Vang Vieng was first settled around 1353 as a staging post between Luang Prabang and Vientiane. Originally named Mouang Song after the body of the deceased King Phra Nha Phao of Phai Naam was seen floating down the river, the town was renamed Vang Vieng during French colonial rule in the 1890s.
Significant expansion of the town and its infrastructure occurred during the 1964-73 Vietnam War when the US constructed an air force base and runway that was used by Air America. The airstrip was then called "Lima site 6". In more recent times, the town has grown substantially due to the influx of backpackers attracted by the opportunities for adventure tourism in a limestone karst landscape.
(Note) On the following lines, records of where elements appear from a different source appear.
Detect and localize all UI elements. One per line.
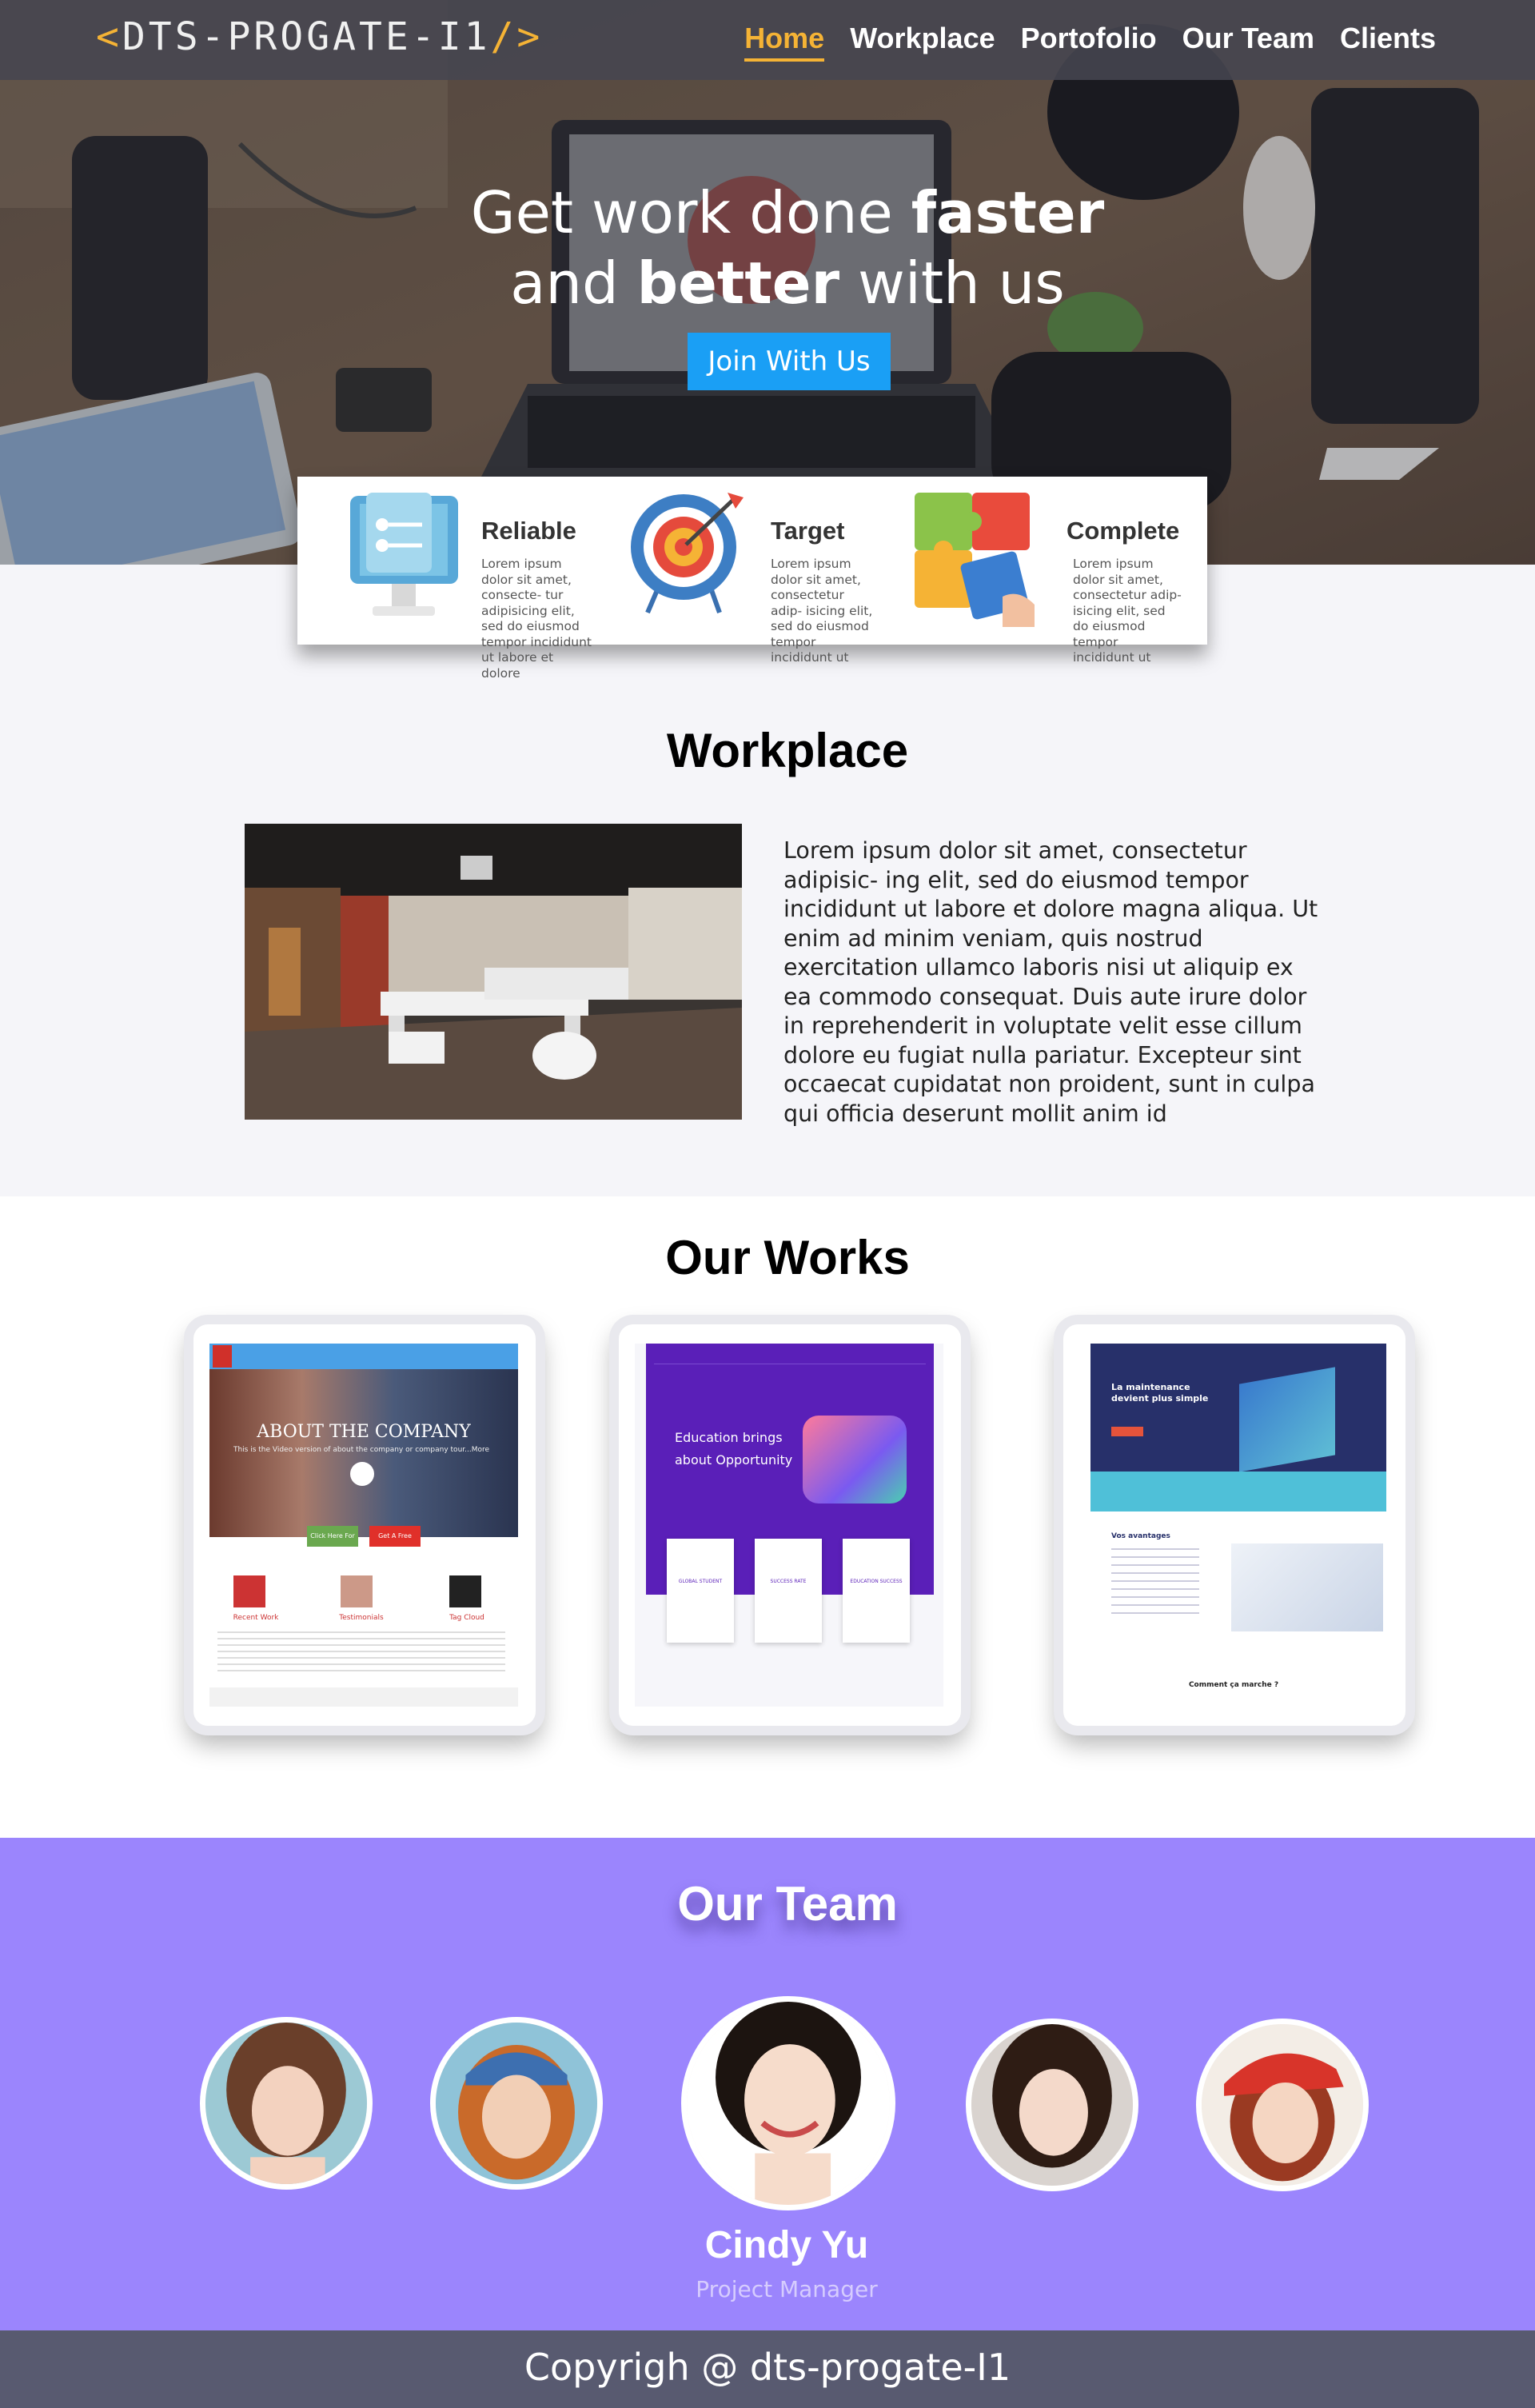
work-card-3[interactable]: La maintenance devient plus simple Vos a… — [1063, 1324, 1405, 1726]
puzzle-icon — [915, 493, 1035, 627]
mock-stat-label: EDUCATION SUCCESS — [850, 1579, 903, 1584]
monitor-icon — [350, 493, 458, 616]
mock-col-label: Tag Cloud — [449, 1614, 484, 1622]
mock-subtext: This is the Video version of about the c… — [233, 1446, 490, 1454]
team-avatar-2[interactable] — [430, 2017, 603, 2190]
avatar — [205, 2023, 367, 2184]
hero-line2-text-a: and — [510, 250, 637, 317]
join-with-us-button[interactable]: Join With Us — [688, 333, 891, 390]
nav-item-workplace[interactable]: Workplace — [850, 22, 995, 62]
mock-col-label: Testimonials — [339, 1614, 384, 1622]
footer: Copyrigh @ dts-progate-I1 — [0, 2330, 1535, 2408]
hero-headline: Get work done faster and better with us — [0, 178, 1535, 318]
mock-thumb — [341, 1575, 373, 1607]
mock-stat-card: GLOBAL STUDENT — [667, 1539, 734, 1643]
mock-logo — [213, 1345, 232, 1368]
nav-item-portofolio[interactable]: Portofolio — [1021, 22, 1157, 62]
our-team-title: Our Team — [677, 1877, 898, 1931]
nav-item-clients[interactable]: Clients — [1340, 22, 1436, 62]
hero-line2-bold: better — [636, 250, 840, 317]
mock-illustration — [803, 1416, 907, 1504]
mock-stat-card: EDUCATION SUCCESS — [843, 1539, 910, 1643]
workplace-photo — [245, 824, 742, 1120]
mock-illustration — [1239, 1367, 1335, 1472]
mock-navbar — [654, 1352, 926, 1364]
team-avatar-1[interactable] — [200, 2017, 373, 2190]
mock-thumb — [449, 1575, 481, 1607]
mock-cta — [1111, 1427, 1143, 1436]
feature-complete: Complete Lorem ipsum dolor sit amet, con… — [915, 493, 1202, 665]
mock-headline: Education brings about Opportunity — [675, 1430, 793, 1468]
hero-line1-text: Get work done — [470, 179, 911, 246]
mock-screenshot — [1231, 1543, 1383, 1631]
team-avatar-5[interactable] — [1196, 2019, 1369, 2191]
mock-headline: La maintenance devient plus simple — [1111, 1382, 1209, 1404]
workplace-title: Workplace — [666, 724, 909, 777]
team-avatar-3-featured[interactable] — [681, 1996, 895, 2210]
featured-member-role: Project Manager — [696, 2276, 878, 2302]
logo-text: DTS-PROGATE-I1 — [122, 14, 491, 59]
work-card-2[interactable]: Education brings about Opportunity GLOBA… — [619, 1324, 961, 1726]
workplace-description: Lorem ipsum dolor sit amet, consectetur … — [783, 837, 1318, 1127]
featured-member-name: Cindy Yu — [704, 2224, 869, 2266]
avatar — [436, 2023, 597, 2184]
features-card: Reliable Lorem ipsum dolor sit amet, con… — [297, 477, 1207, 681]
mock-text-lines — [1111, 1548, 1199, 1620]
office-image — [245, 824, 742, 1120]
avatar — [1202, 2024, 1363, 2186]
mock-headline: ABOUT THE COMPANY — [257, 1422, 471, 1442]
nav-item-our-team[interactable]: Our Team — [1182, 22, 1314, 62]
feature-reliable: Reliable Lorem ipsum dolor sit amet, con… — [342, 493, 614, 681]
mock-chat-button: Click Here For Chat — [307, 1526, 358, 1560]
mock-stat-label: SUCCESS RATE — [770, 1579, 807, 1584]
target-icon — [631, 493, 744, 614]
nav-item-home[interactable]: Home — [744, 22, 825, 62]
mock-subheading: Vos avantages — [1111, 1532, 1170, 1540]
avatar — [687, 2002, 890, 2205]
mock-logo-strip — [1090, 1472, 1386, 1511]
mock-footer-text: Comment ça marche ? — [1188, 1681, 1279, 1689]
top-navbar: <DTS-PROGATE-I1/> Home Workplace Portofo… — [0, 0, 1535, 80]
mock-hero — [1090, 1344, 1386, 1472]
feature-title: Complete — [1067, 517, 1180, 545]
mock-stat-label: GLOBAL STUDENT — [678, 1579, 723, 1584]
logo-open-bracket: < — [96, 14, 122, 59]
feature-text: Lorem ipsum dolor sit amet, consectetur … — [771, 557, 873, 665]
feature-title: Reliable — [481, 517, 576, 545]
hero-line1-bold: faster — [911, 179, 1105, 246]
mock-footer — [209, 1687, 518, 1707]
nav-menu: Home Workplace Portofolio Our Team Clien… — [744, 22, 1436, 62]
copyright-text: Copyrigh @ dts-progate-I1 — [524, 2346, 1011, 2389]
logo-close-bracket: /> — [490, 14, 544, 59]
avatar — [971, 2024, 1133, 2186]
mock-quote-button: Get A Free Quote — [369, 1526, 421, 1560]
feature-text: Lorem ipsum dolor sit amet, consecte- tu… — [481, 557, 592, 681]
mock-navbar — [209, 1344, 518, 1369]
our-works-title: Our Works — [665, 1231, 910, 1284]
feature-text: Lorem ipsum dolor sit amet, consectetur … — [1073, 557, 1182, 665]
play-icon — [350, 1462, 374, 1486]
team-avatar-4[interactable] — [966, 2019, 1138, 2191]
mock-text-lines — [217, 1631, 505, 1671]
mock-col-label: Recent Work — [233, 1614, 279, 1622]
logo[interactable]: <DTS-PROGATE-I1/> — [96, 14, 543, 59]
feature-title: Target — [771, 517, 845, 545]
mock-stat-card: SUCCESS RATE — [755, 1539, 822, 1643]
hero-line2-text-b: with us — [839, 250, 1065, 317]
feature-target: Target Lorem ipsum dolor sit amet, conse… — [624, 493, 895, 665]
work-card-1[interactable]: ABOUT THE COMPANY This is the Video vers… — [193, 1324, 536, 1726]
mock-thumb — [233, 1575, 265, 1607]
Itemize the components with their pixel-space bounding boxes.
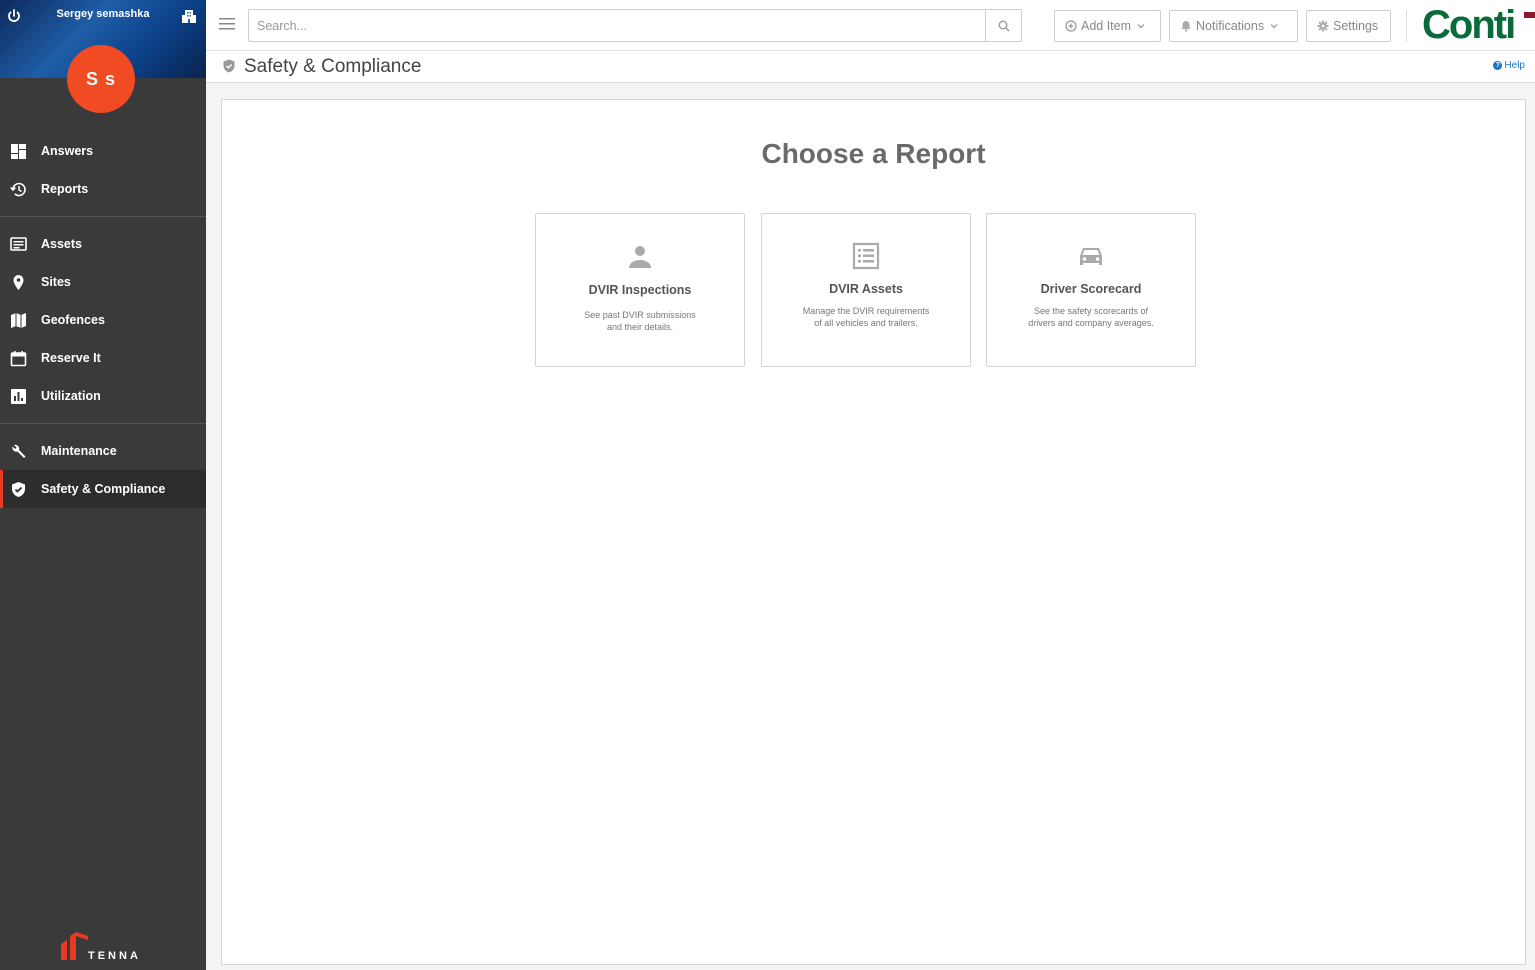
sidebar-item-safety-compliance[interactable]: Safety & Compliance [0, 470, 206, 508]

Vang Vieng has become a backpacker-oriented town, with the main street featuring guest houses, bars, restaurants, internet cafes, tour agencies, and Western tourists Attractions of the town include inner tubing and kayaking on the Nam Song River, which, until the third quarter of 2012, was lined with bars selling Beer Lao and Lao-Lao, and equipped with rope swings, zip lines, swimming and diving into blue lagoon, and large decks for socializing.
Vang Vieng locals have organised themselves into a cooperative business association to sell tubing as an activity, in a system in which 1,555 participating households are divided into 10 village units, with each village unit taking its turn on a ten-day rotation to rent inner-tubes to the tourists.